Bundeskanzlerin Angela Merkel bei einer Rede in der Huazhong-Universität für Wissenschaft und Technologie

Am 7. September besuchte Bundeskanzlerin Angela Merkel im Rahmen ihrer Chinareise auch die zentralchinesische Stadt Wuhan. Bei ihrem Besuch betonte sie erneut die Wichtigkeit der bilateralen deutsch-chinesischen Beziehungen. Die Tatsache, dass Frau Merkel bereits zum zwölften Mal das Reich der Mitte besucht, zeigt einmal mehr, welch wichtige Rolle China für die deutsche Außenpolitik aufgrund seiner wachsenden Wirtschaft inzwischen spielt. Der Besuch in Wuhan hatte allerdings keinen primär wirtschaftlichen, sondern vielmehr einen akademischen Charakter. Wuhan ist mit seinen 1,3 Millionen Studierenden weltweit der größte Bildungsstandort. Insgesamt gibt es hier 89 staatliche und private Hochschuleinrichtungen.

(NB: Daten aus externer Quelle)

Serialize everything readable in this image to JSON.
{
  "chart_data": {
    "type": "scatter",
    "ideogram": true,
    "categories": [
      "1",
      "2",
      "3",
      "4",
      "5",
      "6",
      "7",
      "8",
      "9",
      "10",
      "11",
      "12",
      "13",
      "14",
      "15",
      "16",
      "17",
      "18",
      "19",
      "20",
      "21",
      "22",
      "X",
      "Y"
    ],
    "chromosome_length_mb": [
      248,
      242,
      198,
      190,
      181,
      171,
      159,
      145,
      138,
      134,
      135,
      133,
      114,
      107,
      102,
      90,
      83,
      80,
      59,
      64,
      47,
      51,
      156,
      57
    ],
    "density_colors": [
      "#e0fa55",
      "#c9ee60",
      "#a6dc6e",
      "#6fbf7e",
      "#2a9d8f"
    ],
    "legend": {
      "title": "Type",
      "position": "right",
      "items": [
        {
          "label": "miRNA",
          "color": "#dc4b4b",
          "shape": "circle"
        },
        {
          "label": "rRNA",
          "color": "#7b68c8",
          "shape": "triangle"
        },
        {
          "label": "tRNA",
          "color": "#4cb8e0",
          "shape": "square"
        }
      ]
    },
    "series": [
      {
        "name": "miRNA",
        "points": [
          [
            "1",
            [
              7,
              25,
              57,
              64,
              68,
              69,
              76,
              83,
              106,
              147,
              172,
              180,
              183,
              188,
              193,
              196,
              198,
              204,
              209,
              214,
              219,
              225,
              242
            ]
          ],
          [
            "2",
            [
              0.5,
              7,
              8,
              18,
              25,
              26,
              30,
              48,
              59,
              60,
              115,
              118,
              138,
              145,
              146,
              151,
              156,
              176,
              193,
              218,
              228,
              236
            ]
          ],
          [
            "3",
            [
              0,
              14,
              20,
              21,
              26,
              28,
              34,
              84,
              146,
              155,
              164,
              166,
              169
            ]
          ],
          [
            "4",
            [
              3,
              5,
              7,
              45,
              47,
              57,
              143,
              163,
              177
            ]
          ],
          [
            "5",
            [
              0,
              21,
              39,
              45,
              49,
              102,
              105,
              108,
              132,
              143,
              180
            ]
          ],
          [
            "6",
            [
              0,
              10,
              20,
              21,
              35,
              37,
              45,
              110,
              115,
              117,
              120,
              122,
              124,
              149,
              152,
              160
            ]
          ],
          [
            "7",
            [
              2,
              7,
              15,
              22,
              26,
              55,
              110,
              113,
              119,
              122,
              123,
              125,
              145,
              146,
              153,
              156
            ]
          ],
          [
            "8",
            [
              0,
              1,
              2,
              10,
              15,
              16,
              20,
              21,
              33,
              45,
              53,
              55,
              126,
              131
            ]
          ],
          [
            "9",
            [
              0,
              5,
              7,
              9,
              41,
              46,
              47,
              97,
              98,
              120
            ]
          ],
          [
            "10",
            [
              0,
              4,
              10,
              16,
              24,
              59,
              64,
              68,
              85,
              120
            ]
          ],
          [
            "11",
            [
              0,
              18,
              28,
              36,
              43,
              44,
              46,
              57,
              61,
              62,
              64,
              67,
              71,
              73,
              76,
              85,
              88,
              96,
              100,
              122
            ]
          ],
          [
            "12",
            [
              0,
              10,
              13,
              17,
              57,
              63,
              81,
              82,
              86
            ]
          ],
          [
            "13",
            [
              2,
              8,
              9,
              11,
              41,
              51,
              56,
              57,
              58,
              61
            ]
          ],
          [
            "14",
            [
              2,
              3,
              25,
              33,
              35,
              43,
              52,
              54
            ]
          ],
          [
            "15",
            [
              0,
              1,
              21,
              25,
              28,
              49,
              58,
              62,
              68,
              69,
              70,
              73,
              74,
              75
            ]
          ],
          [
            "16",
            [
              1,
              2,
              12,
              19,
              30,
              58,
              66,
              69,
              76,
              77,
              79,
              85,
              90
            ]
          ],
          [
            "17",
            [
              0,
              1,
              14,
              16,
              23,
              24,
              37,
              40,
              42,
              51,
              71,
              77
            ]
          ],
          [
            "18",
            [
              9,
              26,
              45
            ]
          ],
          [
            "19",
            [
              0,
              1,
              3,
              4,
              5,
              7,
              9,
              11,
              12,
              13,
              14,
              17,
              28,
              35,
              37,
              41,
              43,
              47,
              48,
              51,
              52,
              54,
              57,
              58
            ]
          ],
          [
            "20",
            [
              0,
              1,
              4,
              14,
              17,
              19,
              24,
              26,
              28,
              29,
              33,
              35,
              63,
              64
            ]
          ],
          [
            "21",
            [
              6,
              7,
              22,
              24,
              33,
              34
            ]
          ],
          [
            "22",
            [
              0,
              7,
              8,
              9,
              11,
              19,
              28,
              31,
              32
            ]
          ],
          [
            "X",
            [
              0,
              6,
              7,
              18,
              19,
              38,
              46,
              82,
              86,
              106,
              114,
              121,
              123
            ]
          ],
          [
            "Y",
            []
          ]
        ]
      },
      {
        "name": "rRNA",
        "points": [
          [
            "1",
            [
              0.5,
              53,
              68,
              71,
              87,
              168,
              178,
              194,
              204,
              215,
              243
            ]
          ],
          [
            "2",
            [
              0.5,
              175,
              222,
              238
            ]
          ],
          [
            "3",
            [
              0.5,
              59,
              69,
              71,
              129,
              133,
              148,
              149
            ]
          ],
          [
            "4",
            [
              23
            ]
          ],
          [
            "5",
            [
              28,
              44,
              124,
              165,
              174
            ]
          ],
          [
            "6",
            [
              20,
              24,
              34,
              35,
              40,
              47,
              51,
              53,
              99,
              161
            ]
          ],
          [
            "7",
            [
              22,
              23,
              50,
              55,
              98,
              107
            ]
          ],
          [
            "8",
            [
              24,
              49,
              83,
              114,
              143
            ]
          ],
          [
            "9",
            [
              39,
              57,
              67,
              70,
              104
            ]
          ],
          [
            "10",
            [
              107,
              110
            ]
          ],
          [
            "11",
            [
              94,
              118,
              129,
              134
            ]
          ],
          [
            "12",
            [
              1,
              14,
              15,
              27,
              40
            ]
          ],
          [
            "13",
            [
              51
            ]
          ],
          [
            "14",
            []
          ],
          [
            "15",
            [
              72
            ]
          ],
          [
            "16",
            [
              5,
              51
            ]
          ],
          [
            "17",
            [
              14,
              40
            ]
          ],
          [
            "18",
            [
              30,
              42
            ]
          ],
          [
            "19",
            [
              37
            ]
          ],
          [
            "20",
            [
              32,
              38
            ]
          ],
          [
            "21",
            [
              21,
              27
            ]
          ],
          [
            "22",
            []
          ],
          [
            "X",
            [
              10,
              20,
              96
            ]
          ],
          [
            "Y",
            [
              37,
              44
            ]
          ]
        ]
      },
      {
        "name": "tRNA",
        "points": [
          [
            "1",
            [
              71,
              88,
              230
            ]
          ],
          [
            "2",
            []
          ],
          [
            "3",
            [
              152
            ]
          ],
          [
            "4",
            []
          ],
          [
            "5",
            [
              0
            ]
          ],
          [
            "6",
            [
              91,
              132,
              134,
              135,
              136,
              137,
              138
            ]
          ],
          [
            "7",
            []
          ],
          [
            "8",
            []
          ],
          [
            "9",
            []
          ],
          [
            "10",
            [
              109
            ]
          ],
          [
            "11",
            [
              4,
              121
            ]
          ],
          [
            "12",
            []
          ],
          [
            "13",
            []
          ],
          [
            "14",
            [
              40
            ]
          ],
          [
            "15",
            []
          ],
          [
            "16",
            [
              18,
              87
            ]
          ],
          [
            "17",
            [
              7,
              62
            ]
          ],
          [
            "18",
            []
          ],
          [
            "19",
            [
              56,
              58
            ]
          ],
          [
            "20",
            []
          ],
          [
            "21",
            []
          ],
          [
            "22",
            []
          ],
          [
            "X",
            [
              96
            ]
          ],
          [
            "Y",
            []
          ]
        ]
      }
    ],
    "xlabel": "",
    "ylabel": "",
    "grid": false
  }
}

Für einen Ortstermin hatte sich die Kanzlerin die Huazhong University of Science and Technology ausgesucht, die zu den herausragenden Bildungsinstitutionen der Stadt gehört. Kanzlerin Merkel wurde von ca. 250 Studierenden und Hochschullehrern überaus freundlich empfangen. In ihrem zehnminütigen Vortrag ging sie zuerst auf die Städtepartnerschaft zwischen Wuhan und Duisburg ein, die bereits 1982 als erste deutsch-chinesische Zusammenarbeit dieser Art geschlossen wurde.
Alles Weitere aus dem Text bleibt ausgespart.